I Forgot the Title of This Post

Among the many books from my childhood was a Sesame Street one where Bert ties a piece of string around his finger to help his memory.* I think I tried it out for fun, but the string kept slipping off and I lost interest. No matter, my youthful mind didn’t forget much — other than when my mother told me to clean my room.

These days, I could use some help remembering things. Especially since the things I’m forgetting are sometimes bizarre.

The first sign my memory isn’t what it used to be came one morning when I was making coffee. Attempting to make coffee, rather. I lifted the lid of the coffee maker to add the grounds and discovered there were already some in there — old, used grounds. This wouldn’t be a big deal (they had dried and didn’t smell), except, favoring our espresso machine, I could not recall the last time I made drip coffee. I did remember, however, the last time I thought about making it. About a month before, we had had company over and offered them coffee. How thankful I am they declined, lest they discovered one of my less admirable homemaker moments.

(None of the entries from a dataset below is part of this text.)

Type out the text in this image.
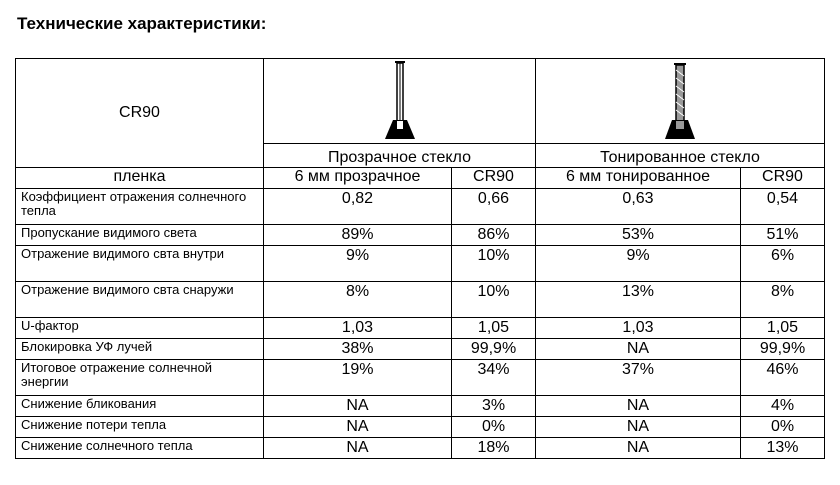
Технические характеристики:
CR90	

	Прозрачное стекло		Тонированное стекло	
пленка	6 мм прозрачное	CR90	6 мм тонированное	CR90
Коэффициент отражения солнечного тепла	0,82	0,66	0,63	0,54
Пропускание видимого света	89%	86%	53%	51%
Отражение видимого свта внутри	9%	10%	9%	6%
Отражение видимого свта снаружи	8%	10%	13%	8%
U-фактор	1,03	1,05	1,03	1,05
Блокировка УФ лучей	38%	99,9%	NA	99,9%
Итоговое отражение солнечной энергии	19%	34%	37%	46%
Снижение бликования	NA	3%	NA	4%
Снижение потери тепла	NA	0%	NA	0%
Снижение солнечного тепла	NA	18%	NA	13%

I also have forgotten where things belong. We stock up on meat in our freezer and place it out to thaw in the fridge as we go to use it. I opened the veggie drawer one afternoon to find a thawed package of chicken tenders that weren’t there the day before. I have no recollection of putting them there, but at least the only consequence was we had chicken for dinner.

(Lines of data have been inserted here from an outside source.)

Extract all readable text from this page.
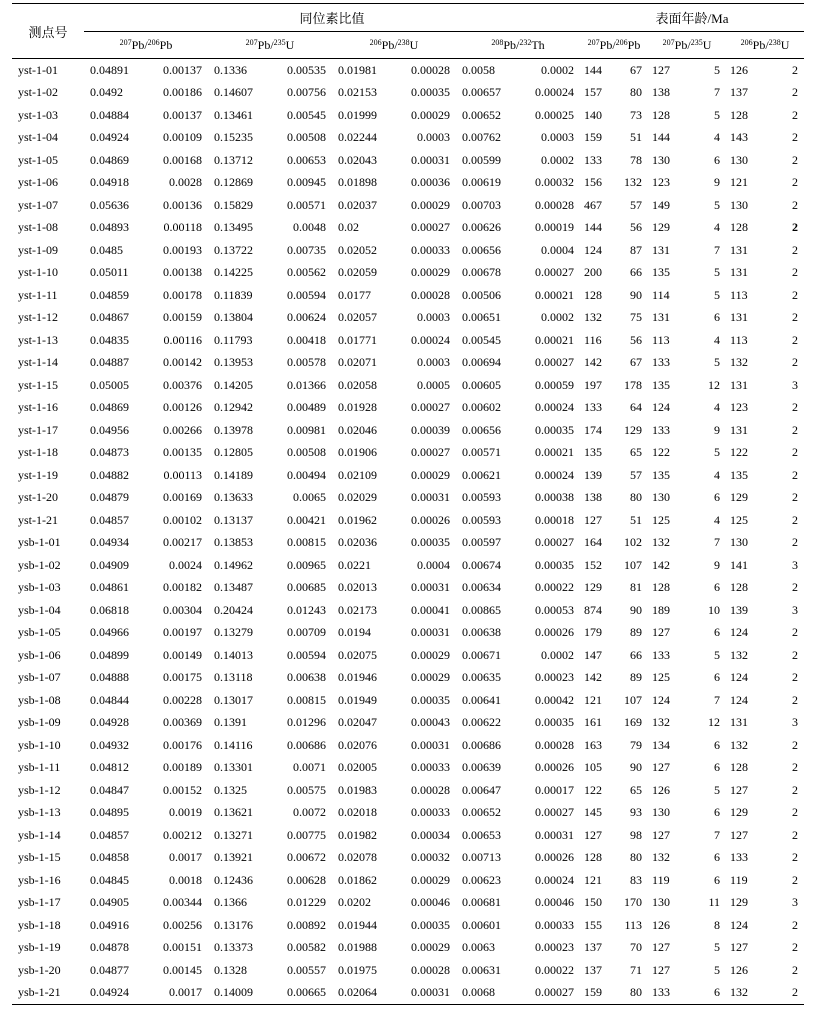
测点号	同位素比值								表面年龄/Ma					
	$^{207}$Pb/$^{206}$Pb		$^{207}$Pb/$^{235}$U		$^{206}$Pb/$^{238}$U		$^{208}$Pb/$^{232}$Th		$^{207}$Pb/$^{206}$Pb		$^{207}$Pb/$^{235}$U		$^{206}$Pb/$^{238}$U	
yst-1-01	0.04891	0.00137	0.1336	0.00535	0.01981	0.00028	0.0058	0.0002	144	67	127	5	126	2
yst-1-02	0.0492	0.00186	0.14607	0.00756	0.02153	0.00035	0.00657	0.00024	157	80	138	7	137	2
yst-1-03	0.04884	0.00137	0.13461	0.00545	0.01999	0.00029	0.00652	0.00025	140	73	128	5	128	2
yst-1-04	0.04924	0.00109	0.15235	0.00508	0.02244	0.0003	0.00762	0.0003	159	51	144	4	143	2
yst-1-05	0.04869	0.00168	0.13712	0.00653	0.02043	0.00031	0.00599	0.0002	133	78	130	6	130	2
yst-1-06	0.04918	0.0028	0.12869	0.00945	0.01898	0.00036	0.00619	0.00032	156	132	123	9	121	2
yst-1-07	0.05636	0.00136	0.15829	0.00571	0.02037	0.00029	0.00703	0.00028	467	57	149	5	130	2
yst-1-08	0.04893	0.00118	0.13495	0.0048	0.02	0.00027	0.00626	0.00019	144	56	129	4	128	2
yst-1-09	0.0485	0.00193	0.13722	0.00735	0.02052	0.00033	0.00656	0.0004	124	87	131	7	131	2
yst-1-10	0.05011	0.00138	0.14225	0.00562	0.02059	0.00029	0.00678	0.00027	200	66	135	5	131	2
yst-1-11	0.04859	0.00178	0.11839	0.00594	0.0177	0.00028	0.00506	0.00021	128	90	114	5	113	2
yst-1-12	0.04867	0.00159	0.13804	0.00624	0.02057	0.0003	0.00651	0.0002	132	75	131	6	131	2
yst-1-13	0.04835	0.00116	0.11793	0.00418	0.01771	0.00024	0.00545	0.00021	116	56	113	4	113	2
yst-1-14	0.04887	0.00142	0.13953	0.00578	0.02071	0.0003	0.00694	0.00027	142	67	133	5	132	2
yst-1-15	0.05005	0.00376	0.14205	0.01366	0.02058	0.0005	0.00605	0.00059	197	178	135	12	131	3
yst-1-16	0.04869	0.00126	0.12942	0.00489	0.01928	0.00027	0.00602	0.00024	133	64	124	4	123	2
yst-1-17	0.04956	0.00266	0.13978	0.00981	0.02046	0.00039	0.00656	0.00035	174	129	133	9	131	2
yst-1-18	0.04873	0.00135	0.12805	0.00508	0.01906	0.00027	0.00571	0.00021	135	65	122	5	122	2
yst-1-19	0.04882	0.00113	0.14189	0.00494	0.02109	0.00029	0.00621	0.00024	139	57	135	4	135	2
yst-1-20	0.04879	0.00169	0.13633	0.0065	0.02029	0.00031	0.00593	0.00038	138	80	130	6	129	2
yst-1-21	0.04857	0.00102	0.13137	0.00421	0.01962	0.00026	0.00593	0.00018	127	51	125	4	125	2
ysb-1-01	0.04934	0.00217	0.13853	0.00815	0.02036	0.00035	0.00597	0.00027	164	102	132	7	130	2
ysb-1-02	0.04909	0.0024	0.14962	0.00965	0.0221	0.0004	0.00674	0.00035	152	107	142	9	141	3
ysb-1-03	0.04861	0.00182	0.13487	0.00685	0.02013	0.00031	0.00634	0.00022	129	81	128	6	128	2
ysb-1-04	0.06818	0.00304	0.20424	0.01243	0.02173	0.00041	0.00865	0.00053	874	90	189	10	139	3
ysb-1-05	0.04966	0.00197	0.13279	0.00709	0.0194	0.00031	0.00638	0.00026	179	89	127	6	124	2
ysb-1-06	0.04899	0.00149	0.14013	0.00594	0.02075	0.00029	0.00671	0.0002	147	66	133	5	132	2
ysb-1-07	0.04888	0.00175	0.13118	0.00638	0.01946	0.00029	0.00635	0.00023	142	89	125	6	124	2
ysb-1-08	0.04844	0.00228	0.13017	0.00815	0.01949	0.00035	0.00641	0.00042	121	107	124	7	124	2
ysb-1-09	0.04928	0.00369	0.1391	0.01296	0.02047	0.00043	0.00622	0.00035	161	169	132	12	131	3
ysb-1-10	0.04932	0.00176	0.14116	0.00686	0.02076	0.00031	0.00686	0.00028	163	79	134	6	132	2
ysb-1-11	0.04812	0.00189	0.13301	0.0071	0.02005	0.00033	0.00639	0.00026	105	90	127	6	128	2
ysb-1-12	0.04847	0.00152	0.1325	0.00575	0.01983	0.00028	0.00647	0.00017	122	65	126	5	127	2
ysb-1-13	0.04895	0.0019	0.13621	0.0072	0.02018	0.00033	0.00652	0.00027	145	93	130	6	129	2
ysb-1-14	0.04857	0.00212	0.13271	0.00775	0.01982	0.00034	0.00653	0.00031	127	98	127	7	127	2
ysb-1-15	0.04858	0.0017	0.13921	0.00672	0.02078	0.00032	0.00713	0.00026	128	80	132	6	133	2
ysb-1-16	0.04845	0.0018	0.12436	0.00628	0.01862	0.00029	0.00623	0.00024	121	83	119	6	119	2
ysb-1-17	0.04905	0.00344	0.1366	0.01229	0.0202	0.00046	0.00681	0.00046	150	170	130	11	129	3
ysb-1-18	0.04916	0.00256	0.13176	0.00892	0.01944	0.00035	0.00601	0.00033	155	113	126	8	124	2
ysb-1-19	0.04878	0.00151	0.13373	0.00582	0.01988	0.00029	0.0063	0.00023	137	70	127	5	127	2
ysb-1-20	0.04877	0.00145	0.1328	0.00557	0.01975	0.00028	0.00631	0.00022	137	71	127	5	126	2
ysb-1-21	0.04924	0.0017	0.14009	0.00665	0.02064	0.00031	0.0068	0.00027	159	80	133	6	132	2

I’m growing to trust my husband’s memory more than mine most of the time, but he’s not immune to the occasional forgetful moment.

An example is the time he came home after picking up some groceries and couldn’t find the receipt. He thought he had put it in his sweatshirt pocket, but it wasn’t there. He checked the bags, the car, the pocket again, still no receipt. He concluded it must have fallen out, adding that he should have put it in one of the back pockets of his jeans instead. At the same time of this admission, he reached into one of his back pockets and… that’s right, pulled out the receipt.

My favorite, however, is when he pre-heated the oven and we started to smell french fries. As in the leftover ones he forgot to put away the night before and were still in the oven. He’s done the fry thing twice now. It’s so nice knowing we will grow old and forgetful together. (Unless we should be concerned about our survival since all of these incidents involve food.)

Now I know talking about getting old when we’re still in our 20s encourages eye-rolling from older friends and family. Well, we aren’t the types to lament the loss of youth and fear wrinkles, but we would like to walk into a room and remember why we went in there. The ability to be awake enough to watch a movie that won’t be over before 10 p.m. would be nice to regain as well.

Ever have someone, possibly an older relative, offer the advice not to get old? It always made me a little uncomfortable until someone broke in with a laugh and the “it’s better than the alternative” comeback. All right, maybe my husband and I will become that cranky couple, shaking our canes at the neighborhood hooligans. Or, what I like to imagine, we might be that couple holding wrinkled hands, sitting on a porch swing, still young at heart. (Even if we have chicken in the veggie drawer and leftover fries in the oven.)


*While the book is either hiding somewhere in my parents’ attic or was donated long ago, Google told me the title is Don’t Forget the Oatmeal! (A Supermarket Word Book).